Kaur’s practice unfolds within the lived realities of the South Asian diaspora, where culture is shaped by movement, memory, and re-telling. Working across painting, sculpture, digital media, embroidery, poetry, and performance, Kaur draws from Sikh and broader Indic poetic traditions—ways of thinking and making in which metaphor and image are used to hold ways of living and understanding. Within Sikh culture, such imagery has long offered guidance: poetic forms and natural elements are used to reflect on humility, devotion, balance, and relational responsibility.

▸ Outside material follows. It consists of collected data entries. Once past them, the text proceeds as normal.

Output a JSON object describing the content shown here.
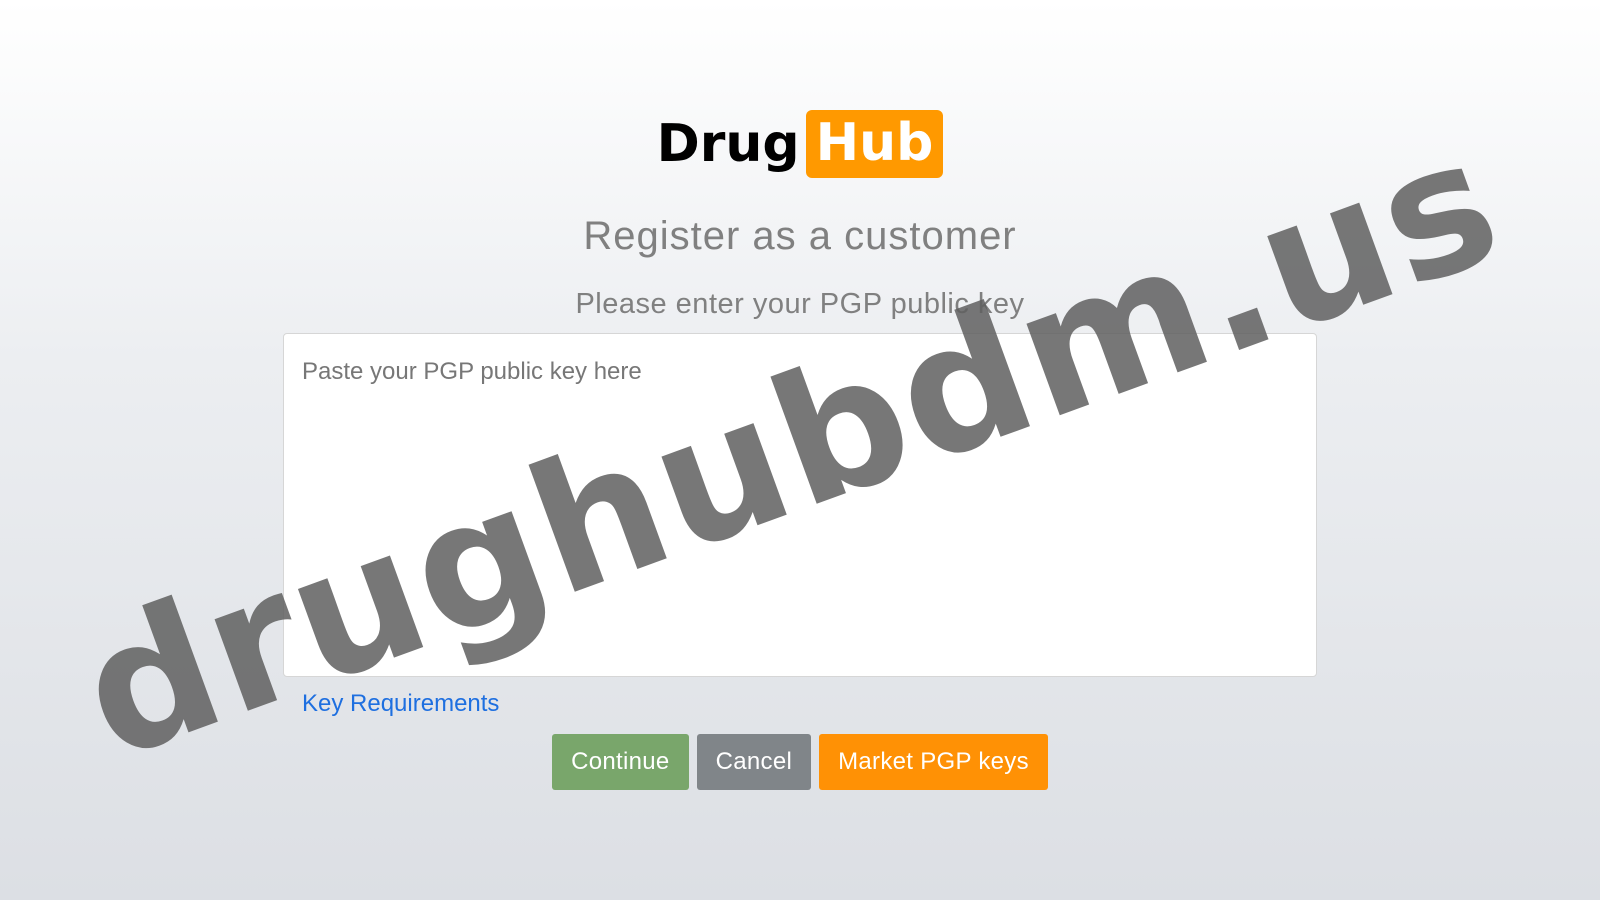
{
  "logo": {
    "left": "Drug",
    "right": "Hub"
  },
  "header": {
    "title": "Register as a customer",
    "subtitle": "Please enter your PGP public key"
  },
  "form": {
    "pgp_placeholder": "Paste your PGP public key here",
    "key_requirements_link": "Key Requirements"
  },
  "buttons": {
    "continue_label": "Continue",
    "cancel_label": "Cancel",
    "market_keys_label": "Market PGP keys"
  },
  "watermark": "drughubdm.us",
  "colors": {
    "brand_orange": "#ff9900",
    "continue_green": "#79a66b",
    "cancel_gray": "#808589",
    "link_blue": "#1e6fe0"
  }
}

Kaur uses a recurring set of motifs that appear across materials and scales. The moon gestures toward cycles of time, discipline, and return, echoing Sikh understandings of attunement to larger rhythms beyond the self. The heart appears as both a bodily organ and a site of feeling and devotion, foregrounding sincerity and inner alignment. The pomegranate, dense with seeds, speaks to abundance and interconnection, resonating with communal values and diasporic networks of care. The lotus, rising from muddy water, reflects principles of humility and steadfastness—remaining grounded while moving through worldly conditions.
If Gardens Could Dream invites the viewer to consider the garden as more than a place—it becomes a living archive of memory, language, and belonging. Her work traces the journeys of stories, seeds, and cultural knowledge across generations and geographies, reminding us that marginalized communities take root in many places while remaining connected to ancestral lands. Surrey is an apt place to show Kaur’s work where so many histories of migration, care, and cultural exchange continue to shape the city’s landscape.
This exhibit grows out of Kaur’s 2023 exhibit Panjabi Garden, also on view, building on her engagement with Panjabi and Gurmukhi scripts. The title itself reflects a commitment to linguistic specificity and decolonial practice. “Panjab” derives from the Farsi words panj (five) and ab (water), referring to the five rivers that shape the region. By using “Panjabi,” Kaur returns to a linguistic form that foregrounds cultural and historical context.